Has anyone tried importing from overseas to sell here for a profit?
If you did how did you go, is it worth it?
What did you sell?
 
Has anyone tried importing from overseas to sell here for a profit?
If you did how did you go, is it worth it?
What did you sell?

Make sure what you bring in is approved by an Australian Certifier, not like that electrical cable debacle.
 
Both Skater and Mojos do so successfully ... and there was someone else who imported fitness equipment whose name escapes me ...
 
I have imported alumina tiles, silicone carbide and a range of wear plate materials from China and basalt tiles and pipe lining from Cheq Republic. Ive also had items fabricated in China and Malaysia and sent here.

Its a lot of work and coordination, but worth it.

I once had this pipe dream to import the smallest thing I could think of so there were literally millions of items that could fit in a shipping container (that I could sell to the mines of course at 1000% mark-up - then it hit me - Grease Nipples. Buy for 1c, sell for $1! Haven't got around to it yet! :rolleyes:


pinkboy
 
Has anyone tried importing from overseas to sell here for a profit?
If you did how did you go, is it worth it?
What did you sell?


I've done more exporting out of Australia than the other way around but have imported everything from cooking oils, sugar, custard powder, instant noodles etc but that business only does the cooking oils atm. The model is based entirely on buying and selling whole container loads due to wanting to run lean so it's a high volume low margin business.

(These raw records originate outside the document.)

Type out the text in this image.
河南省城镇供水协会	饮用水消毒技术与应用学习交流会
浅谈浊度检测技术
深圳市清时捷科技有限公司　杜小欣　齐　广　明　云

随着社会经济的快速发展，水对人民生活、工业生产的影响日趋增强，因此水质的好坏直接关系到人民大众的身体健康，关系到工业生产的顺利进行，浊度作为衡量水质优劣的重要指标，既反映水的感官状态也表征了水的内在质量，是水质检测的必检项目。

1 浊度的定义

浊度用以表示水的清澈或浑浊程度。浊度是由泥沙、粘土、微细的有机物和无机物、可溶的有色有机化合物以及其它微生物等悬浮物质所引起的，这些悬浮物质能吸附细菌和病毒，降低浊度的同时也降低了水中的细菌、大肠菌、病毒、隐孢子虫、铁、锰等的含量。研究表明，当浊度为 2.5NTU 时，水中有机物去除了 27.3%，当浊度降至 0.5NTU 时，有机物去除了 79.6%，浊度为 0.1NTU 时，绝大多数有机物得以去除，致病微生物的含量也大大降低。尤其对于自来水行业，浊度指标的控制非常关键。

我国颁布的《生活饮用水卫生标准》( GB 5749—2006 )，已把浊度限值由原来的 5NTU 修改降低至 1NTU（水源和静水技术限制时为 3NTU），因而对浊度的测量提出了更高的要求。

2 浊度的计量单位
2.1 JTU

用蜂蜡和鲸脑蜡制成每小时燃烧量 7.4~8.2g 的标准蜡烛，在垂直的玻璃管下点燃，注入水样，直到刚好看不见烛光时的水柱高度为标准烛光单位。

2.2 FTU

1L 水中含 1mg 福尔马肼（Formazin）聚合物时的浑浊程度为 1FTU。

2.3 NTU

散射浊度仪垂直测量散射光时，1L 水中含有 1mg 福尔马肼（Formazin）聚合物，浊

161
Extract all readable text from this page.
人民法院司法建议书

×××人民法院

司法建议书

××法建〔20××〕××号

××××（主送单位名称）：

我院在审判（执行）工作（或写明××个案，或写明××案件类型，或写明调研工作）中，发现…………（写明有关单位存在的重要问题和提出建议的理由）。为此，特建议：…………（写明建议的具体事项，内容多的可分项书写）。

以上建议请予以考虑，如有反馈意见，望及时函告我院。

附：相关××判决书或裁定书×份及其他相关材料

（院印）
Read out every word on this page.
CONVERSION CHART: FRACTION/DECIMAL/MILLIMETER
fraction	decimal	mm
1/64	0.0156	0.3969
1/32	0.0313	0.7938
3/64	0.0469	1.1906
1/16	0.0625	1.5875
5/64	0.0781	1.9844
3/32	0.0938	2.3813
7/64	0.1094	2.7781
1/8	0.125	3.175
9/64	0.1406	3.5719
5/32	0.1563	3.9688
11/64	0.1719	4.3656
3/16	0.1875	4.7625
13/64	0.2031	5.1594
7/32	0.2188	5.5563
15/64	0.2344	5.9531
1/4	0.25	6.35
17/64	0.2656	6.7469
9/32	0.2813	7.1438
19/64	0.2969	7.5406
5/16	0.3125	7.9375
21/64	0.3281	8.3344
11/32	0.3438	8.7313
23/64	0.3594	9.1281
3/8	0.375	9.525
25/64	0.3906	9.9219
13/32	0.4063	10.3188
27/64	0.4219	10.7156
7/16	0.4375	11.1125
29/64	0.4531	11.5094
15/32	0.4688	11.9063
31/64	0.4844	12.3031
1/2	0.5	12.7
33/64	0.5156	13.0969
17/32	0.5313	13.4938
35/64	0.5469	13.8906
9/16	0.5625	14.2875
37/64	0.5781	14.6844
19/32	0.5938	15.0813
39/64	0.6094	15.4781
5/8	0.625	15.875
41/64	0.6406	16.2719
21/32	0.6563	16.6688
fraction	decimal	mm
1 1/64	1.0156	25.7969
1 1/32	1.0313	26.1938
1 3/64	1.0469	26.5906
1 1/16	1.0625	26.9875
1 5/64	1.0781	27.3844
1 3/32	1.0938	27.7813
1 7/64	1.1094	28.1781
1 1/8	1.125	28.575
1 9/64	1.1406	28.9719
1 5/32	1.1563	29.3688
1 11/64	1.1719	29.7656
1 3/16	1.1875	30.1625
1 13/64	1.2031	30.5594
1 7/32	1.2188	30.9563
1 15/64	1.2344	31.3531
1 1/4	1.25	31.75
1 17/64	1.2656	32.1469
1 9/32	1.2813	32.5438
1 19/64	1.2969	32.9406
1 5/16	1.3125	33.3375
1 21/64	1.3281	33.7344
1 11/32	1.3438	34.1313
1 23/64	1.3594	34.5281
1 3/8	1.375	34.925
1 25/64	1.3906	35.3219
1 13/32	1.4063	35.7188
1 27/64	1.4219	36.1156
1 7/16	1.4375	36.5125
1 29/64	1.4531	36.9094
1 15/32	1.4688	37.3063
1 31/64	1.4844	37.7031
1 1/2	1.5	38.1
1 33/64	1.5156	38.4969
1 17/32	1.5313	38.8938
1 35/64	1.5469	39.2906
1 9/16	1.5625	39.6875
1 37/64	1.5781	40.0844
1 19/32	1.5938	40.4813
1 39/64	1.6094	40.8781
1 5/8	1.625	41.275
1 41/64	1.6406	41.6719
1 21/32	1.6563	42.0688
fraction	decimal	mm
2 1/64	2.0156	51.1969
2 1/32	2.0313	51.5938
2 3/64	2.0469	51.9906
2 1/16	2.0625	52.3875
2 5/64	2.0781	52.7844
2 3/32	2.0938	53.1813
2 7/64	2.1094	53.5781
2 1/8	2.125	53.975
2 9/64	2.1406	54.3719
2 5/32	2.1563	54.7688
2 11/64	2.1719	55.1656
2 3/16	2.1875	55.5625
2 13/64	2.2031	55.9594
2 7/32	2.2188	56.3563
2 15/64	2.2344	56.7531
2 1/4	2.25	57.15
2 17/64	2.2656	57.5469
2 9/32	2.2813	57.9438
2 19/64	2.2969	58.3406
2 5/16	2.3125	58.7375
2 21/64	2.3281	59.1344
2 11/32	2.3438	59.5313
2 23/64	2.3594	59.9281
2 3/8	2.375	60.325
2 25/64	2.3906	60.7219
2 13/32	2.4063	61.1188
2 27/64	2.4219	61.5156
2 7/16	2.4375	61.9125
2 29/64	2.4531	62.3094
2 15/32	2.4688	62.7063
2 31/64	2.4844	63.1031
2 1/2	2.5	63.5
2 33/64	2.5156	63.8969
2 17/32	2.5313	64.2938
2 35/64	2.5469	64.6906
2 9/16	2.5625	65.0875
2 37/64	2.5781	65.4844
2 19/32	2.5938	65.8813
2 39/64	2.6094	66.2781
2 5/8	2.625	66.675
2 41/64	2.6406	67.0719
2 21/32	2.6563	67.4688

It can work but relies on having the right suppliers and arrangements.

I also import coconut water atm as agents for an Asian brand throigh another business with a friend but that involves wider local distribution so is more work.

A friend of mine has a pretty large business importing speakers and portable charges into australia, started out of parents garage but is now in hundreds of stores australia wide so if you do it right the potential rewards are significant.

Key focus areas should be obviously the right product, pricing fixed for a period, supplier being reliable and running your business very lean

What are you looking to do?
 
Thanks for your feed back guys. I was looking at building materials as I am in the building trade. I was thinking to my self what does every house need

Toilets
Faucets
Baths
Shower heads.

I was thinking maybe start with one of those items and see where it goes. I will start with the cheapest item, probably taps or shower heads.

I know there is a lot of places selling these items cheap but I thought why not have a go.

All items will be to Australian standards of course.

Can anyone see a problem with importing these.
 
Yes I import Flyscreen material (among other things) and do quite well :)

I started to supply my husbands business (and colleagues) and then branched out to eBay and my own website.

If you have customers ready to go, then why not give it a go? Find yourself a fregiht forwarder/customs agent and just start:)
 
What do you mean by freight forwarder and customs agent?
If I sold at the bunnings and masters prices I would probably make a good profit. Their bathroom pc items are expensive compared to ebay, gumtree etc
 
You need a freight forwarder/customs agent to bring the goods into the country.

I order from the factory in China, then my agent takes care of everything else. My agent also puts in a deferred GST "thing" so I don't pay GST on the incoming goods. (don't know quite how to explain that...the ATO places the DGST in box 7a of the BAS and it gets balanced out at 1a)

To give you an idea, a full container of stock costs me roughly $2000-$2500 in freight and customs fees.
 
Moyjos, also your method (FOB terms) is the way to go. Leaving freight arrangements in the hands of the supplier (CFR terms) will ensure you get stitched up on destination charges as supplier gets a rebate, that's the game ;) Also you don't want shipments through a different mob of plonkers each time that you have no relationship with.
 
Moyjos, also your method (FOB terms) is the way to go. Leaving freight arrangements in the hands of the supplier (CFR terms) will ensure you get stitched up on destination charges as supplier gets a rebate, that's the game ;)

Oh god yes ! Definately FOB. (free on board ) for those playing at home. This means you don't pay freight internally overseas. Altough I have often played the game of getting two quotes (with different email addresses) one CFR and one FOB. Sometimes the supplier will just load the price for the FOB price. (after all nothing is free) then you just negotiate the price down.
 
I have to disagree with the 2 of you, there are no hard and fast rules re that imo. We buy some cfr and some fob, there are times where cfr makes more sense and is cheaper, especially if the supplier is a large player that gets excellent rates.
 
What are you guys who import finding with regards to putting your price up as the dollar falls? Im itching to jack my prices up but finding competitors still haven't so if i move it may hurt our business in the short term.